Te escribo. Ya no sé desde dónde, ni cómo, ni por qué.
Pero aquí estoy, pese a no saber dónde me encuentro, escribiéndote. Las letras
no paran de morir en mi cabeza según surgen. Son como brillos fugaces de
estrellas que perecen en un instante. Y yo intento atraparlas, capturarlas como
buenamente puedo en este papel, a través de mis dedos. Pero nada, es imposible
hacerme con todas ellas. Supongo que su destino es morir, supongo que están más
vivas de lo que en su día creí, ¿pues cómo puede morir, sino, algo si no está
vivo?
En su momento pensé que esto no sería más que otra carta.
Tal vez, con suerte, algo importante, pero según la tinta mancha el blanco con
estas impresiones sólo puedo decir que no paran de generarse confusiones en mi
cabeza, en mis letras. Ni siquiera sé qué diablos hacer con tanta palabrería.
Pero aquí la ves. ¿Quieres, pues, que para repararlo te cuente alguna historia?
¿Quizá de cómo un individuo se perdió en su propia memoria? ¿Puede que
prefieras el viaje por un sendero oscuro, sin iluminación, donde nada importaba
tanto como los pasos que se iban dando? A lo mejor prefieres algo más alegre,
como una tarde tranquila llena de viajes en una mente que sueñe. Siento no
saber qué buscas, o no poder dártelo, pues lo conozco pero no lo hallo. O igual
no lo poseo. Podrían ser ambas cosas, o muchas de otras. Pero aquí estoy, como
bien he dicho, pese a no saber dónde me encuentro, escribiéndote.
Las letras, como dije, surgen. Y sé que son horribles.
Perdieron hace mucho sus buenas formas y modales, sus características
esenciales. Ahora sólo se encargan de buscar algún resquicio por el que
colarse. Y hay tantas grietas por donde pueden perderse hasta olvidarse…
Abismos incontables que resplandecen incesantes, tentadores, como ciertos
labios que aprendí a desconocer. Y, como yo, las letras se tiran y caen y caen
y caen, creyendo que algún día alcanzarán algo importante. Creyendo, como si no
hubieran aprendido nada durante todo este tiempo. Y puede que no lo hayan
hecho, pues ninguna ha vuelto para enseñarles su sufrimiento; sólo han caído
por un precipicio negro donde su tinta ha perdido sentido. Fundiéndose con su
entorno como si nunca hubieran nacido.
Y quizá aquí me hallo, precipitado, agarrando pedazos
rotos como recortes de un periódico, para formar una carta, quizá de auxilio o
de socorro, quizá de desespero o de entierro. Para lanzarla lejos, como si eso sirviera
de algo más allá de formar más confusión en un alboroto extraviado con ideas y
pensamientos acumulados. Y quién lo diría, pues yo no, que esto sucedería.
Historias muertas. Otros escritos abriéndose como capullos marchitos que se
abren. Flores enfermas que caen. Que caen… Pues se abren y de tanto abrirse se
parten, se desmoronan y se deshacen. Cenizas que se creen palabras, palabras
que se queman nada más ser pronunciadas. Y cartas extraviadas en las memorias
donde fueron procreadas. Anhelando algún día encontrar un destinatario que las
quiera, alguna correspondencia, pero sus sobres se perdieron bajo la marea.
El abismo se cierra. O esa impresión crea la noche, sin
estrellas, confundiendo el blanquecino cielo con la espesa agua negra. Puede
que llueva, mas mi piel está demasiado seca; las gotas sólo le formarán más
grietas. ¿Podría colarme yo por ellas? Quizá mi alma ya lo hizo y ahora no
encuentra salida. Quizá el abismo es interior y las gotas son lágrimas perdidas.
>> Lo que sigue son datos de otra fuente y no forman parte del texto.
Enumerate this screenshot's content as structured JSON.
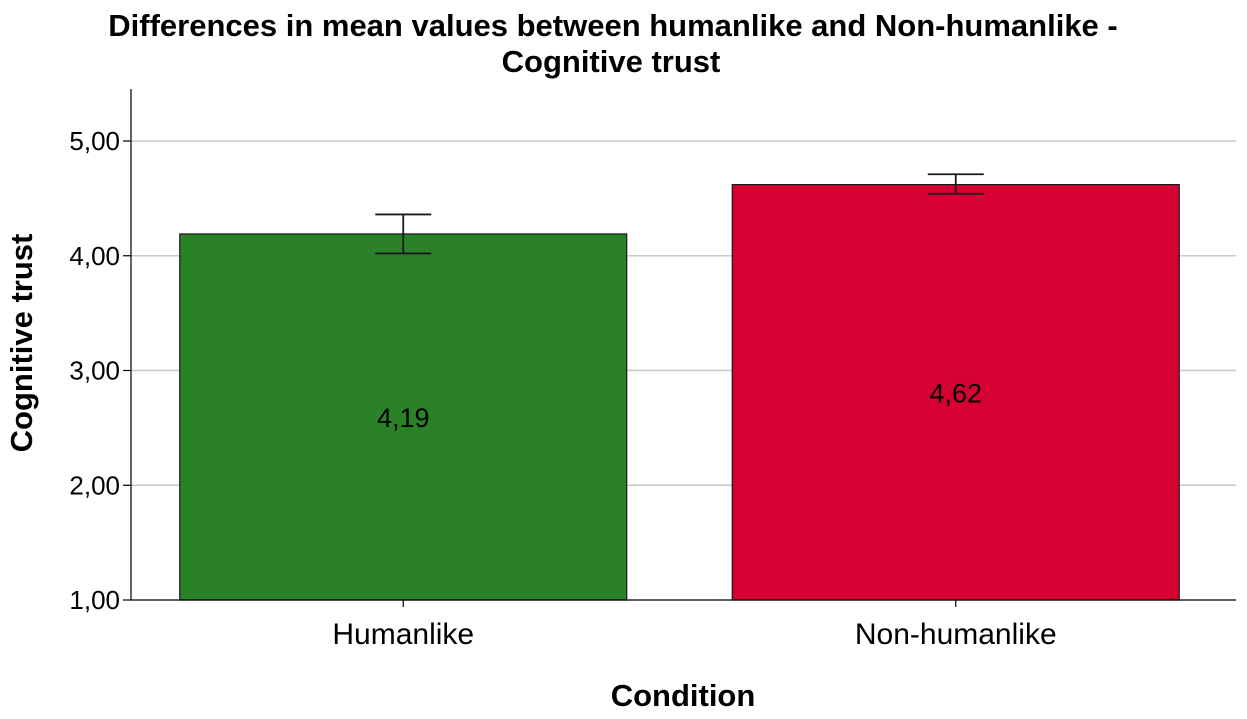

Aquellas que nunca salieron en su momento idóneo. Pero tampoco puedo confirmarlo;
no sé dónde me hallo, no sé qué diablos hago; sólo estiro la mano, como si pudiera ver mis dedos, esperando. Y puede, puede ser, que algún día, algo, o
alguien, la agarre y me arrastre. Aunque sea sólo para ayudarme a hundirme más
en este constante e infinito desastre.